Typically, graphic designers are not concerned with this element of online marketing and are simply relying on your directional queues to create a "look and feel" as opposed to "a look, a feel, and a sales funnel process". Conversion architecture is the art of visually identifying your company's primary sales funnels and leading your visitors to take action.
The action could be setting an appointment, sending an email, booking a reservation or picking up the phone to call for more information. It may also include a low level action such as signing up for a newsletter or mailing list for new offerings, updates and specials. Regardless of the action, it is a form of customer conversion and you should have a plan for all the types of actions that will help a new visitor become a paying customer.
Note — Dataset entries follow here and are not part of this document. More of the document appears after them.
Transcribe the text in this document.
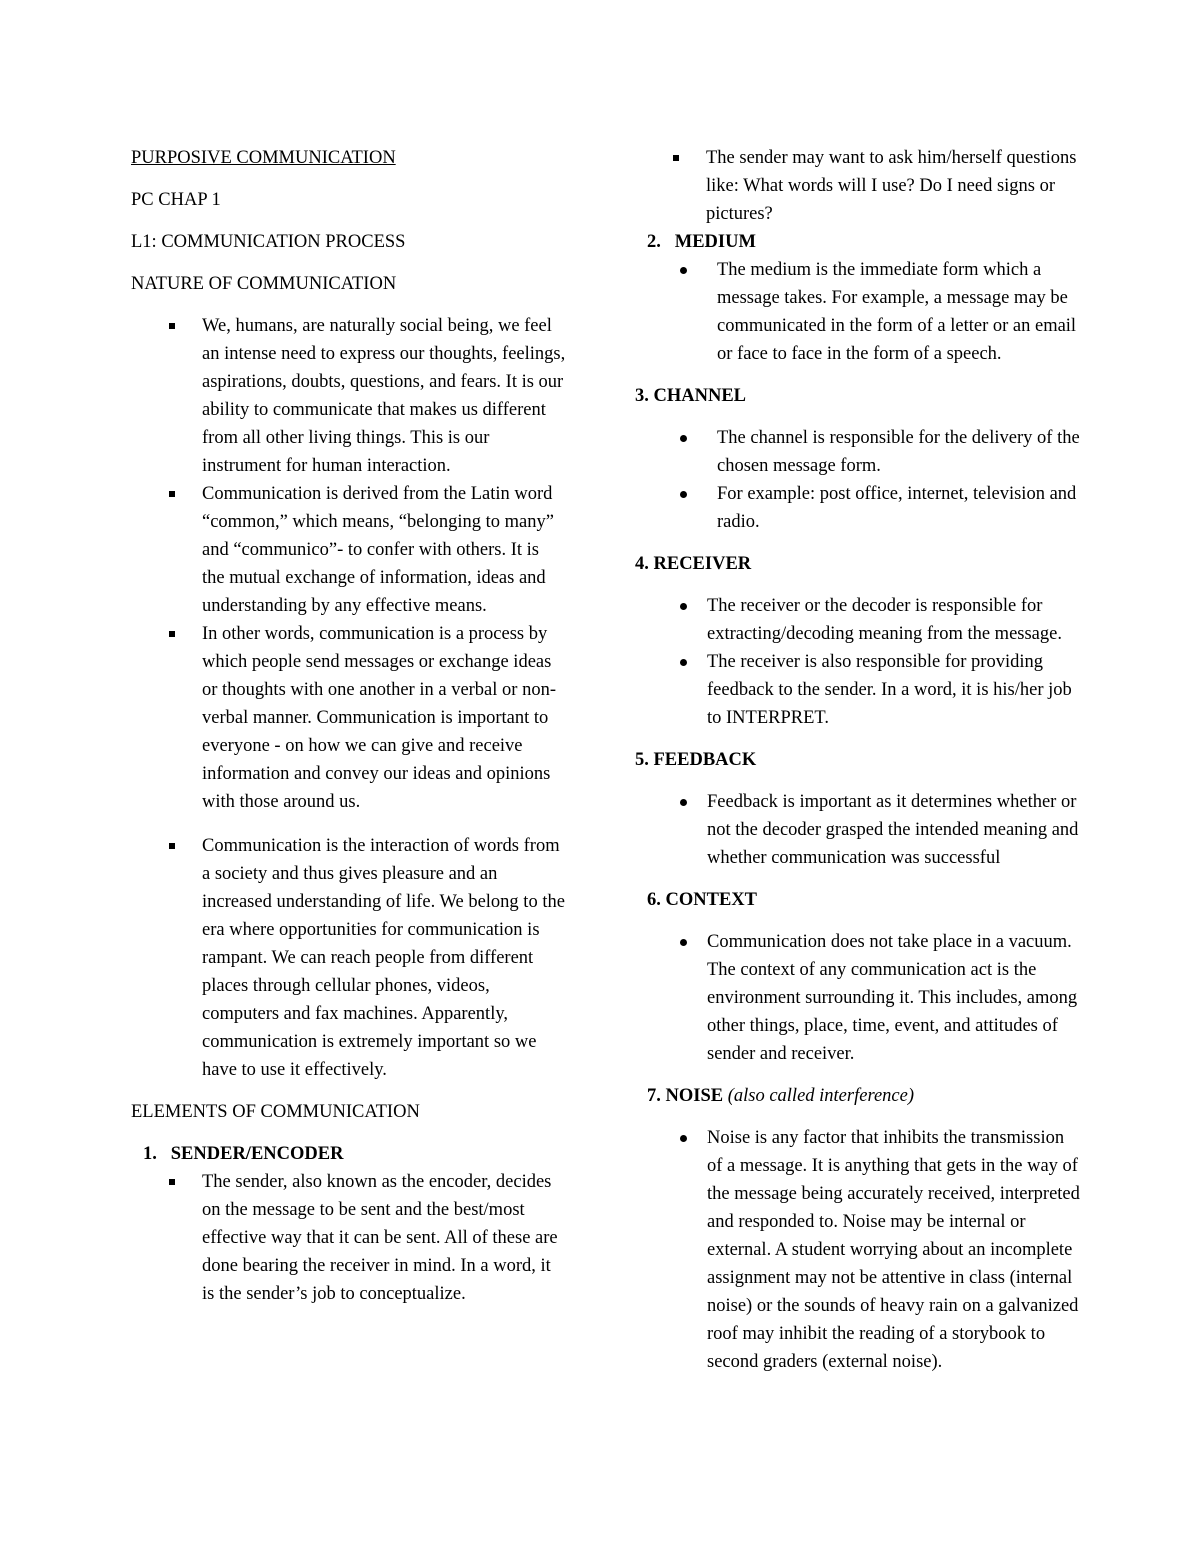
PURPOSIVE COMMUNICATION

PC CHAP 1

L1: COMMUNICATION PROCESS

NATURE OF COMMUNICATION

We, humans, are naturally social being, we feel an intense need to express our thoughts, feelings, aspirations, doubts, questions, and fears. It is our ability to communicate that makes us different from all other living things. This is our instrument for human interaction.
Communication is derived from the Latin word “common,” which means, “belonging to many” and “communico”- to confer with others. It is the mutual exchange of information, ideas and understanding by any effective means.
In other words, communication is a process by which people send messages or exchange ideas or thoughts with one another in a verbal or non-verbal manner. Communication is important to everyone - on how we can give and receive information and convey our ideas and opinions with those around us.
Communication is the interaction of words from a society and thus gives pleasure and an increased understanding of life. We belong to the era where opportunities for communication is rampant. We can reach people from different places through cellular phones, videos, computers and fax machines. Apparently, communication is extremely important so we have to use it effectively.

ELEMENTS OF COMMUNICATION

1.   SENDER/ENCODER

The sender, also known as the encoder, decides on the message to be sent and the best/most effective way that it can be sent. All of these are done bearing the receiver in mind. In a word, it is the sender’s job to conceptualize.
The sender may want to ask him/herself questions like: What words will I use? Do I need signs or pictures?

2.   MEDIUM

The medium is the immediate form which a message takes. For example, a message may be communicated in the form of a letter or an email or face to face in the form of a speech.

3. CHANNEL

The channel is responsible for the delivery of the chosen message form.
For example: post office, internet, television and radio.

4. RECEIVER

The receiver or the decoder is responsible for extracting/decoding meaning from the message.
The receiver is also responsible for providing feedback to the sender. In a word, it is his/her job to INTERPRET.

5. FEEDBACK

Feedback is important as it determines whether or not the decoder grasped the intended meaning and whether communication was successful

6. CONTEXT

Communication does not take place in a vacuum. The context of any communication act is the environment surrounding it. This includes, among other things, place, time, event, and attitudes of sender and receiver.

7. NOISE (also called interference)

Noise is any factor that inhibits the transmission of a message. It is anything that gets in the way of the message being accurately received, interpreted and responded to. Noise may be internal or external. A student worrying about an incomplete assignment may not be attentive in class (internal noise) or the sounds of heavy rain on a galvanized roof may inhibit the reading of a storybook to second graders (external noise).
To properly develop a conversion architecture, ideally you would start with a mind-map (or other graphical flow chart) that represents the sales conversion strategy that you want to integrate into your site design.
If you’re in the midst of a site redesign and it is ongoing without a conversion architecture as part of your overall marketing strategy, it’s likely that your graphic design efforts probably don’t factor into your site’s ecommerce architecture or prospect funneling requirements. When you describe the online product marketing and selling process in broad strokes such as “easy to see, easy to navigate, and without confusion”, it’s ambiguous. I may understand what you mean, but I don’t really get a sense of what your sales conversion requirements are for all manner of actions. Typically, graphic designers are not concerned with this element of online marketing and are simply relying on your directional queues to create a “look and feel” as opposed to “a look, a feel, and a sales funnel process”.
In my view it’s not wise to build your site with one selling action in mind (i.e., a product purchase or nothing at all). Online marketing is typically a progression of steps –
- Capture awareness.
- Capture sustained interest with a minimal email subscription.
- Multiple brand impressions through subscription marketing, newsletters, direct-to-inbox blog posts, offers, etc.
- Begin a relationship; the visitor joins your social network, shares your content, fills out an information request form, etc.
- Sales transaction.
If your conversion architecture hops over steps 1 through 4, your success will be constrained significantly, and especially if your competitors create multiple touch-points that lead prospects down multiple progressive buying funnels.
Online marketing is no different than face-to-face marketing – people want to establish a relationship and often times, they need time to do that.